Thaddeus gasped and covered his eyes. But when he didn’t hear any hissing, growling or Lord knows what else his active imagination had anticipated, he slowly peeked through his small fingers.
“Huh.” Cheryl settled her hands onto her hips and looked around. “There’s no monster in here.”
Frowning, Thaddeus raced over to the closet and mimicked his aunt’s stance. “Where did he go?”
“I don’t know.” Cheryl pretended to be dumbfounded before suggesting, “Maybe he heard you going
to get me and he got scared?”
Her nephew nodded at the explanation. “Yeah.”
“Well, he better run. I was really going to put a hurting on him,” Cheryl bragged as she dusted off her hands.
“Were you going to use karate on him?” He shifted his gaze from the monsterless closet and stared up at her.
“You know it.” She tried to run her fingers through his thick blondish-brown hair, but as usual it was a bit tangled with its wayward curls. “When is your mother going to fix your hair?”

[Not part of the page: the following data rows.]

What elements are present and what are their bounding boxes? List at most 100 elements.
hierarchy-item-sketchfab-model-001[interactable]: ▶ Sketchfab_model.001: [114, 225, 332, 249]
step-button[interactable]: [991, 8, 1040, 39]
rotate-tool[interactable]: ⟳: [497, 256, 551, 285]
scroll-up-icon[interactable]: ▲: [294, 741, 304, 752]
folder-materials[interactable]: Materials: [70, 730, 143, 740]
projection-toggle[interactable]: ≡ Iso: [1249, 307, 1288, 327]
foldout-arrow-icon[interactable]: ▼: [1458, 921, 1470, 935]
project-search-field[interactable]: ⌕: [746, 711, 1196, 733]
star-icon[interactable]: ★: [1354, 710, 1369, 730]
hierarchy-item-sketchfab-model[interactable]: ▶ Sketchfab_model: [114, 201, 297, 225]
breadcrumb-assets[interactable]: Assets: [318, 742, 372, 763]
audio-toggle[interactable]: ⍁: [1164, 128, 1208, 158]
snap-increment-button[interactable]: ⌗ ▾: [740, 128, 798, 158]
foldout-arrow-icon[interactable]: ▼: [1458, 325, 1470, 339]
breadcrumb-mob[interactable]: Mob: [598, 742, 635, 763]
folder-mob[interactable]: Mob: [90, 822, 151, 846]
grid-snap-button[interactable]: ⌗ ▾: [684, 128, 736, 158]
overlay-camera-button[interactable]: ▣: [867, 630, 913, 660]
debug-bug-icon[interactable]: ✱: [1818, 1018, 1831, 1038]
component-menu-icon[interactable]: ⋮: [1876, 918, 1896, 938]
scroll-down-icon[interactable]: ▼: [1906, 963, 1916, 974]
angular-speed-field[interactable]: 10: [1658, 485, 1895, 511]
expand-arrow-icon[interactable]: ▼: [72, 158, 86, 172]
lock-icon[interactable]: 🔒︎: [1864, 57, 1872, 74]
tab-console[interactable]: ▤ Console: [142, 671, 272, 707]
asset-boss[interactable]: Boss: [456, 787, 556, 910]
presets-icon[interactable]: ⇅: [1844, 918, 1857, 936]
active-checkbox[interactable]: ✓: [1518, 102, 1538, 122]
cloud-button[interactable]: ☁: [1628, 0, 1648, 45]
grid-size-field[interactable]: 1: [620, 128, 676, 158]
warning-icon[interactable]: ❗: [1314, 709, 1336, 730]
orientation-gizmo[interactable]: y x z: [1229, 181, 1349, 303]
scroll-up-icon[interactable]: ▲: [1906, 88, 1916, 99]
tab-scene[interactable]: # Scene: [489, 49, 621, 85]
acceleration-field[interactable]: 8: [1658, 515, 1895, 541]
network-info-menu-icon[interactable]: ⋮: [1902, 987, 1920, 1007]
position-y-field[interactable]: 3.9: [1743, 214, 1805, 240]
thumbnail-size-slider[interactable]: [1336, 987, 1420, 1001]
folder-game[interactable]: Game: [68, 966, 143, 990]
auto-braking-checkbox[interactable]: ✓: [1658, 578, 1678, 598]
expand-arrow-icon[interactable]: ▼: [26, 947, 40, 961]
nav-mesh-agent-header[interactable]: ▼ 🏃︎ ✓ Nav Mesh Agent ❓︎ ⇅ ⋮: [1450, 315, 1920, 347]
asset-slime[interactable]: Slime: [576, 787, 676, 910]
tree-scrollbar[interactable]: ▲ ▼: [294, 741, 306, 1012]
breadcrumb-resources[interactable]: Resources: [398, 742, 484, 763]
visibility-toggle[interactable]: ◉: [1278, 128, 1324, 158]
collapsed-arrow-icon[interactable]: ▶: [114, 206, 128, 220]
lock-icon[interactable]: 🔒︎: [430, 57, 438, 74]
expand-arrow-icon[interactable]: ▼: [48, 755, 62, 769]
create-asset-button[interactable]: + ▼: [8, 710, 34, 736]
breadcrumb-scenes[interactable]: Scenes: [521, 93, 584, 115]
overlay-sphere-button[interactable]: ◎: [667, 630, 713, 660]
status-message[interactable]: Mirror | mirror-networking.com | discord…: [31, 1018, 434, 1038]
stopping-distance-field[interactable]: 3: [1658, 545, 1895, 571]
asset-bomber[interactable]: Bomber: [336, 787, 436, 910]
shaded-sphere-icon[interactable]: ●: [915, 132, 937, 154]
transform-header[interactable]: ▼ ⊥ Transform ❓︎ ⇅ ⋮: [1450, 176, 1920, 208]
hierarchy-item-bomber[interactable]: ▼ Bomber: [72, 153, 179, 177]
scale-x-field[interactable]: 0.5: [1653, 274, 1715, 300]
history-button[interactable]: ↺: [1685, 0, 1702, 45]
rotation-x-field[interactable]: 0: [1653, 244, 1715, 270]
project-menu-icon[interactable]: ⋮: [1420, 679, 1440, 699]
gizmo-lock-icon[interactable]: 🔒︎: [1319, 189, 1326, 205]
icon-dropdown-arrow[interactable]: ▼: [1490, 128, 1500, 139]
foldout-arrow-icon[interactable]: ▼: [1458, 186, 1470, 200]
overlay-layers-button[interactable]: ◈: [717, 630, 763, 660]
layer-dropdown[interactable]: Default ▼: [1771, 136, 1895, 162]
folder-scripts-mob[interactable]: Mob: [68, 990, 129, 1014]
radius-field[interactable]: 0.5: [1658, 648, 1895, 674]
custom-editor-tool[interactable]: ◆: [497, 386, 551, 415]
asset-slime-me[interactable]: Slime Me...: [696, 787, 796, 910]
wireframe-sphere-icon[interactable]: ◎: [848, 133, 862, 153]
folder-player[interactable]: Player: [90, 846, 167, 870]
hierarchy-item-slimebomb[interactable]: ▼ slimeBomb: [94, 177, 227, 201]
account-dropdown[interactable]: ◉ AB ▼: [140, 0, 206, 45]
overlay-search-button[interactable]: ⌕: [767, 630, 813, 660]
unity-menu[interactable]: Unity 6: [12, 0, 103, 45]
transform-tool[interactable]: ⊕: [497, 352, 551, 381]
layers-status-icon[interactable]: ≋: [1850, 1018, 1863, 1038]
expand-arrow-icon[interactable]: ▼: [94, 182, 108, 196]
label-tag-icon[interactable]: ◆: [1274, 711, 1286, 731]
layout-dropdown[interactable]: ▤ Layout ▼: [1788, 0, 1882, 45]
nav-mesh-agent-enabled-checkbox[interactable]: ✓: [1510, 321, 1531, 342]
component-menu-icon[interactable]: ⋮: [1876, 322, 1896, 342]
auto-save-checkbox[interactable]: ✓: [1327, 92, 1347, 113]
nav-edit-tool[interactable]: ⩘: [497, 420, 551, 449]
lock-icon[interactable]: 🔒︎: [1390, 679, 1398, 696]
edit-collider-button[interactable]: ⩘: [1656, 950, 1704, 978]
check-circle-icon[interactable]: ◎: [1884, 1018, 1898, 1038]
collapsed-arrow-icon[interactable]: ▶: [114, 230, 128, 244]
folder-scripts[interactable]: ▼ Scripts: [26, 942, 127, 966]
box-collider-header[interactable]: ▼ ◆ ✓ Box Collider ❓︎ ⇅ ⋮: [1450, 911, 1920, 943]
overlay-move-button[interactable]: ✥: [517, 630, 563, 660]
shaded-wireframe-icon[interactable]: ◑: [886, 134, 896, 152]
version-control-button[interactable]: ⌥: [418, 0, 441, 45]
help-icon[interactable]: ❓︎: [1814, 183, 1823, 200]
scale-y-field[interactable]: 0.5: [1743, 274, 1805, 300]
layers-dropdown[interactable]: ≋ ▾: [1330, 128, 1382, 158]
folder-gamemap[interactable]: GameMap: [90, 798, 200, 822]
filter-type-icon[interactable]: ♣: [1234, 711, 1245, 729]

“She was supposed to do it tonight, but she fell asleep.”
Cheryl shook her head. “All right. Back in the bed you go, li’l man. You have school in the morning.”
Thaddeus poked out his bottom lip, but shuffled his way over to his twin-size bed where Cheryl peeled back the top sheet and waited for him. When he got close to the bed, he launched himself onto the mattress and laid his head on his cartoon-character pillow.
Cheryl couldn’t resist tickling his side to elicit one of his hilarious, funny-sounding giggles. Once she got it, she leaned down and planted a wet kiss on his chubby cheek. “Good night, li’l man.”
“Night, Auntie. When I grow up, I’m going to be a police officer just like you.”
Cheryl’s heart squeezed as tears quickly flooded her eyes. “And I’m sure that you’ll make an excellent police officer.” She stole another kiss and then tucked him into bed. “Sweet dreams,” she said at the door before turning off the light switch.
Her smile was still stretched across her lips as she walked from her nephew’s bedroom and headed toward the kitchen. There, her younger sister, Larissa, was slumped over her biology textbook and snoring softly into the pages.
Cheryl stopped at the entry to the kitchen and shook her head. She couldn’t help but be sympathetic to her sister’s hectic schedule. She worked full-time in a clothing store, while juggling being a single mom and going to college at night to become a nurse. It was a lot, and Cheryl was extremely proud of her sister. Because Larissa had her son so young, she could’ve continued her life making bad decisions. But when Thaddeus’s father decided not to be a part of his biracial son’s life—along with his well-to-do family—Larissa didn’t fall apart. She picked herself up, dusted herself off and got busy trying to ensure a better life for her and her son. A lot of times that meant having to lean on family members, but everyone in the Grier family was more than willing to help as long as Larissa was committed to doing what was right.